Major organizations over the years have exercised decades long initiatives to supplant the GUI building approaches enabled by the other levels, principally the 4th level, to no avail. It is a chicken and egg issue. Programming is required to automate GUI creation but automated GUIs are often insufficiently equipped to sustain their own evolution. Coupled with the limitations of consolidation taken to a certain level and you are full circle back to a lower level depending on changing circumstances and needs.
Though the 5th level of GUI implementation sees tremendous use on a daily basis, part of the push for this has been to establish vendor lock-in. The most adopted automation to produce GUIs would coincide with the perpetuation of an operating environment that saw less growth, slowed advancement of the state-of-the-art, lower flexibility, but higher costs, and would greatly impair the realization of alternatives that collectively contribute to the advancement of environments, tools, capabilities, and divers opportunities.
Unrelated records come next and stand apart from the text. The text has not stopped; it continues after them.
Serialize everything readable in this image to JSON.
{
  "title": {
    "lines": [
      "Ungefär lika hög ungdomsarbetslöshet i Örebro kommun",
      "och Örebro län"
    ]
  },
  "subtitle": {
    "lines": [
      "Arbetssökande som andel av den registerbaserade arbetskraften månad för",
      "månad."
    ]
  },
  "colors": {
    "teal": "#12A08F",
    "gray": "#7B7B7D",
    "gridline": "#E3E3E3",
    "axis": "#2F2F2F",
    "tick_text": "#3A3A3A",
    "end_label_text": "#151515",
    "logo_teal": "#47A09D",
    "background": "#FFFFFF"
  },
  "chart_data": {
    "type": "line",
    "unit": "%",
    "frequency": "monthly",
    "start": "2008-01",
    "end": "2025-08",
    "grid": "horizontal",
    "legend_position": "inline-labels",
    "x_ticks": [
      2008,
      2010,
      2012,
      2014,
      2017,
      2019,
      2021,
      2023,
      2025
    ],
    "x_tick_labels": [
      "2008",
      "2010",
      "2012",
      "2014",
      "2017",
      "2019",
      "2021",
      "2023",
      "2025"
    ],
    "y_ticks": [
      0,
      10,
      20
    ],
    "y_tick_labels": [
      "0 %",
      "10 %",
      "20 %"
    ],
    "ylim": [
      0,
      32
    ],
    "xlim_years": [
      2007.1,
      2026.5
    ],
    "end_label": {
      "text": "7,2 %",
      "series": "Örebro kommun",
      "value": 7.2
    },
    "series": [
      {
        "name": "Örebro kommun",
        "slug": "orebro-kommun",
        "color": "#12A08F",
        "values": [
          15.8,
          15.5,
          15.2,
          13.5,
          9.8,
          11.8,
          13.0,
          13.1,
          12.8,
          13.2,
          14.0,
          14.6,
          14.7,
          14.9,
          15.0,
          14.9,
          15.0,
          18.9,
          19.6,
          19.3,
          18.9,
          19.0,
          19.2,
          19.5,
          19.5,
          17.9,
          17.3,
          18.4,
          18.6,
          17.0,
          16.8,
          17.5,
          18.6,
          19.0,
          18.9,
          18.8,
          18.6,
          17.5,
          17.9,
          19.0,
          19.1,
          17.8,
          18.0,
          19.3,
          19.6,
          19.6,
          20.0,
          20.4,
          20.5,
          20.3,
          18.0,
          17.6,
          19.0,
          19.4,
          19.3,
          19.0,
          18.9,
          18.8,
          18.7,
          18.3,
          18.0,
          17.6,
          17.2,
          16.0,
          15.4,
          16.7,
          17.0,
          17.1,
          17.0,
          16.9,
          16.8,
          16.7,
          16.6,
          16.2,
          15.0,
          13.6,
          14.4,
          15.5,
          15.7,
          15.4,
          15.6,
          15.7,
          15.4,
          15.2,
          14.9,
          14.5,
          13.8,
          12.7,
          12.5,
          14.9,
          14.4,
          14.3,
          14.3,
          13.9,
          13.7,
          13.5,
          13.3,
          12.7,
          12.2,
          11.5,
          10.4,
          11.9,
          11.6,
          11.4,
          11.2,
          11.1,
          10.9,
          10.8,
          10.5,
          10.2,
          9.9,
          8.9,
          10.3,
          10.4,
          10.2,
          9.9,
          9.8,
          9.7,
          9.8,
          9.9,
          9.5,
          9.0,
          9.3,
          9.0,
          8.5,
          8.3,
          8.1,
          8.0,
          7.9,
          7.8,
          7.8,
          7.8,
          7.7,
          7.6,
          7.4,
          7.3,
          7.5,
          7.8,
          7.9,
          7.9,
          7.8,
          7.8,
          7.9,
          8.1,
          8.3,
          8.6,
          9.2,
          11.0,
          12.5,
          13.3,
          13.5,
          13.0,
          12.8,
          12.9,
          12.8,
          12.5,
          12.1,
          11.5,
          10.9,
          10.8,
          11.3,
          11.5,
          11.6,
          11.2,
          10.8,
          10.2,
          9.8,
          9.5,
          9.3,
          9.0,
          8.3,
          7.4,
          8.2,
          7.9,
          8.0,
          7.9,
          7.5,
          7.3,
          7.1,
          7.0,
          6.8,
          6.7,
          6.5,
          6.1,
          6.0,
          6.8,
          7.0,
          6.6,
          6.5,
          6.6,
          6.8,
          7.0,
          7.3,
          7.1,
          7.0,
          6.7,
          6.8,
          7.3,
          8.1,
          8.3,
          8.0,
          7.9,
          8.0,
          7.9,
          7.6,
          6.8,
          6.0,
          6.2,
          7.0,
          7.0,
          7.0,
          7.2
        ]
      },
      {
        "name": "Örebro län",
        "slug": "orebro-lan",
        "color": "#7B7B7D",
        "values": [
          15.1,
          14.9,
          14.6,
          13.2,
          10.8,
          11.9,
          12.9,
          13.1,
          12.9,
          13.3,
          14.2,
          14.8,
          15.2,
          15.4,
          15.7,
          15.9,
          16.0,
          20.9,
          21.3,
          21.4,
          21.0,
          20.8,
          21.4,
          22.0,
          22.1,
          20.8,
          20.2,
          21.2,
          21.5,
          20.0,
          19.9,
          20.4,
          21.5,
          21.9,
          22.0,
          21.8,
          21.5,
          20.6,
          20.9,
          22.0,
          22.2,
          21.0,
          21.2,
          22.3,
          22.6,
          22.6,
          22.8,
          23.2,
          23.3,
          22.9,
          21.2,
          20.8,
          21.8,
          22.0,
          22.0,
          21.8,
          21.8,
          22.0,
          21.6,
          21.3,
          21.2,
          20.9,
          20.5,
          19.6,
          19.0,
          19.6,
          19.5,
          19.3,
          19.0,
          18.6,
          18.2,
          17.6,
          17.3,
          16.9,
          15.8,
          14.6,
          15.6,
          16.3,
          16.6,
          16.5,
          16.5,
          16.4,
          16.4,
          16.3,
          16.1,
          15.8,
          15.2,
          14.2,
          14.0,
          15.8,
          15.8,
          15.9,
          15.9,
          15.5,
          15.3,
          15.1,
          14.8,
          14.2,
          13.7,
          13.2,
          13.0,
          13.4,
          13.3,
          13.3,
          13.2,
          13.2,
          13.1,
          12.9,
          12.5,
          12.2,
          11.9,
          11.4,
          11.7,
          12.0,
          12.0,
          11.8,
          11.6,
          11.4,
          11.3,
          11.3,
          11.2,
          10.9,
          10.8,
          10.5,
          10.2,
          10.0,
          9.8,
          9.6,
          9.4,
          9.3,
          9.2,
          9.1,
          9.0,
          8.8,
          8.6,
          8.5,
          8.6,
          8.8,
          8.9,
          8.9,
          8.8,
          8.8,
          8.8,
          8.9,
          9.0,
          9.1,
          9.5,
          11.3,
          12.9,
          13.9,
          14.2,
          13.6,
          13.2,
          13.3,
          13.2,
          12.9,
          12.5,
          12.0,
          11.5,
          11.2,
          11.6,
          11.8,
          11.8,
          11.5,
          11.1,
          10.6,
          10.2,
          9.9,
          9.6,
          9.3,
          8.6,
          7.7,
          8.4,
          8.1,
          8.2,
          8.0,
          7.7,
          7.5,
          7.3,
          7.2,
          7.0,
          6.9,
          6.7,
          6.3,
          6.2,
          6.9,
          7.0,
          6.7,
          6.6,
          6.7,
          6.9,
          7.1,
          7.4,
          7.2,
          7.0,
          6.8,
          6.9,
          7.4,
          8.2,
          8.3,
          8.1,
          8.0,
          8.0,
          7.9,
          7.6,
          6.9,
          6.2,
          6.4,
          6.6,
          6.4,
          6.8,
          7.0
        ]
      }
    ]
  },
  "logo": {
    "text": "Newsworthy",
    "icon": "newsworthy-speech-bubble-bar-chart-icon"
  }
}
Though interest in substantially expanding automatic GUI creation has not subsided, it has yet to encompass all areas in which GUIs are needed. Much is written as to why that is and will not be summarized or restated here. Instead, I will conclude this section by saying they definitely have their uses and are the fastest way to build a GUI. Moreover, they can be the fastest way to build and deploy a highly polished, extremely consistent, and very robust set of screens perfectly coordinated to the data they capture and modify. They can save an enormous amount of time and are not to be discounted.
What we see on the screen comes about through one or more of the 5 processes described. The one that is appropriate to use depends on your goals, skills, time, and general motivations. Many considerations go into the creation of GUI screens, photo visualization programs, video playback programs and apps, and any software that presents visual information.